Seperti biasa, Dretrarasta dapat merasakan senyuman mengembang di wajah istrinya itu dari hembusan angin dan atmosfir ruangan. Semesta bekerja dengan cara yang berbeda bagi orang buta. Ia menghela nafas. “Aku akan mendukung apapun yang anak-anakku lakukan selama mereka berani bertanggungjawab atas konsekwensi yang akan mereka terima. Sebagai orangtua, tidak ada yang kita bisa lakukan selain menginginkan yang terbaik bagi mereka,” tutupnya.
Di sisi lain, Harya Suman sudah siap merencanakan grand opening restoran tersebut seminggu ke depan. Ia memang adalah seoran g laki-laki yang cerdas dan licik, berbagi DNA dengan Lady Gendari, adik perempuannya. Harya Suman tidak sekadar bekerja di bagian lapisan dasar atau permukaan saja, ia juga mempelajari semua seluk beluk rancangan bangunan Bale Sigalagala.

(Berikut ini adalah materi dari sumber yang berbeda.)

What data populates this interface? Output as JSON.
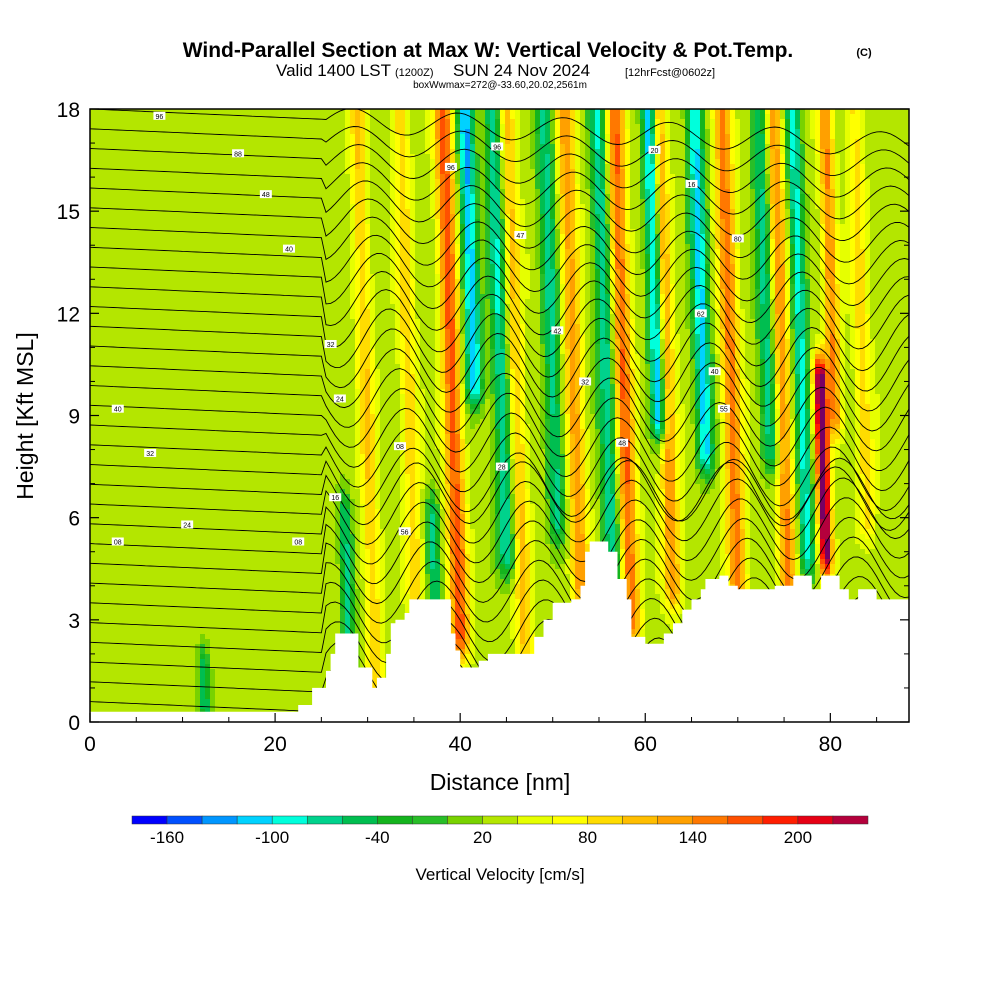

Ruangan-ruangan indah dari kayu itu telah dilapis dengan lilin dan lapisan minyak yang sangat mudah terbakar. Ada bom rakitan yang bisa diledakkan tanpa meninggalkan jejak ditanam di bawah lantai. Untuk menghindari kebakaran terjadi sebelum hari yang diinginan, sisa sepuluh persen bahan non-kayu sengaja digunakan untuk keamanan kelistrikan dan lampu serta dapur. Maka, kemungkinan besar bangunan yang tidak terbakar habis adalah dapur, secara ironis.

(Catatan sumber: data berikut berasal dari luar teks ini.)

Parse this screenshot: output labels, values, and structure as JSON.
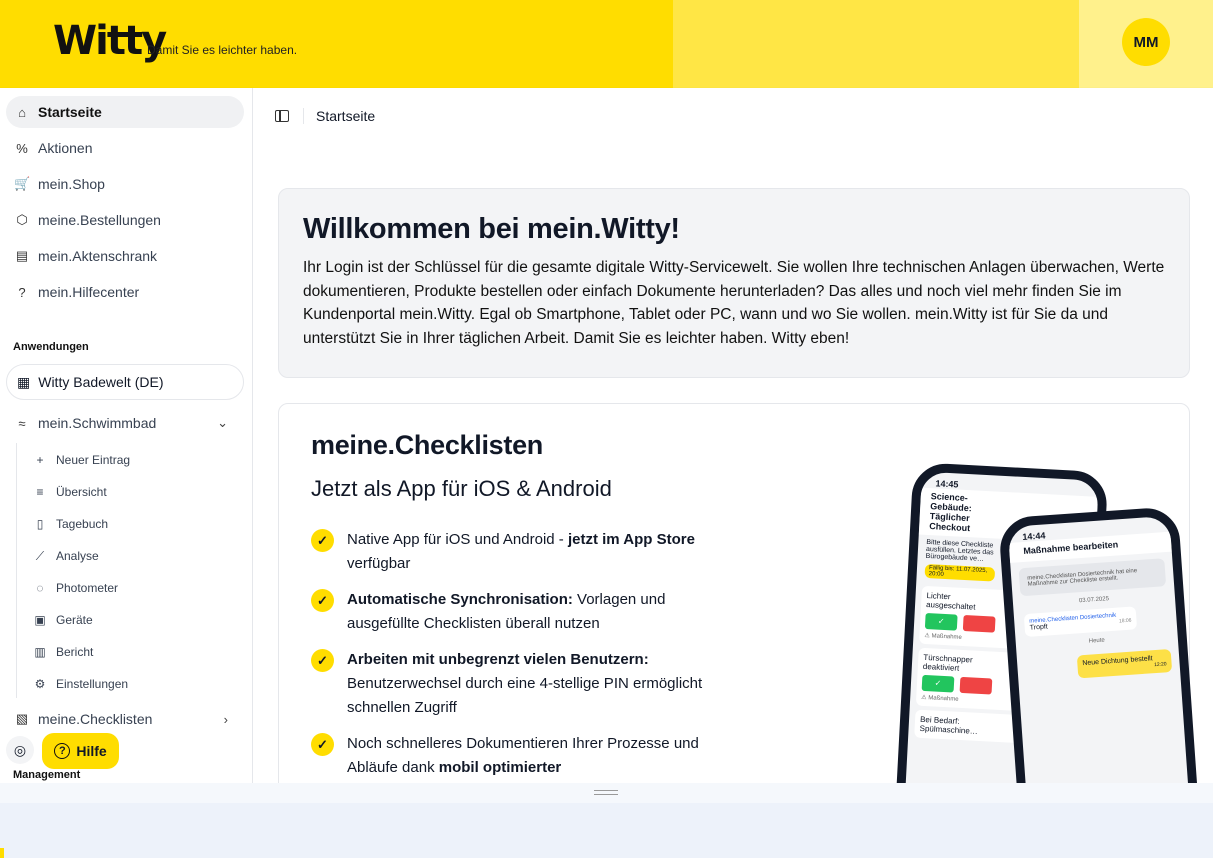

Lorong-lorong pelarian yang bisa digunakan sebagai jalur evakuasi bila terjadi kebakaran atau bencana, sesuai dengan aturan keselamatan, dibuat dua macam, salah satunya merupakan jalur tipuan. Hanya orang-orang tertentu yang memahami jalur evakuasi ini. Karena, bagaimanapun kelak, casualties atau korban tak akan mungkn terhindari.
Harya Suman mempelajari blue print Purocana dengan seksama. Tidak hanya itu, kecerdasannya yang di atas rata-rata membuatnya mempu memahami rancangan ini dalam waktu yang cepat. Diam-diam, Harya Suman juga ternyata melakukan beberapa penyesuaian dengan meminta para pekerja konstruksi, terutama orang-orangnya sendiri untuk membangung bagian-bagian tertentu. Entah apa yang ada di dalam otaknya sehingga ketiak Purocana sedang sibuk menghadapi para wartawan, Harya Suman menyelinap masuk dari belakang dan menyabotase pekerjaan Purocana. Purocana tak mengetahuai ketika dua minggu penuh, ada bagian dari dalam bangunan yang diubah berdasarkan keinginan Harya Suman.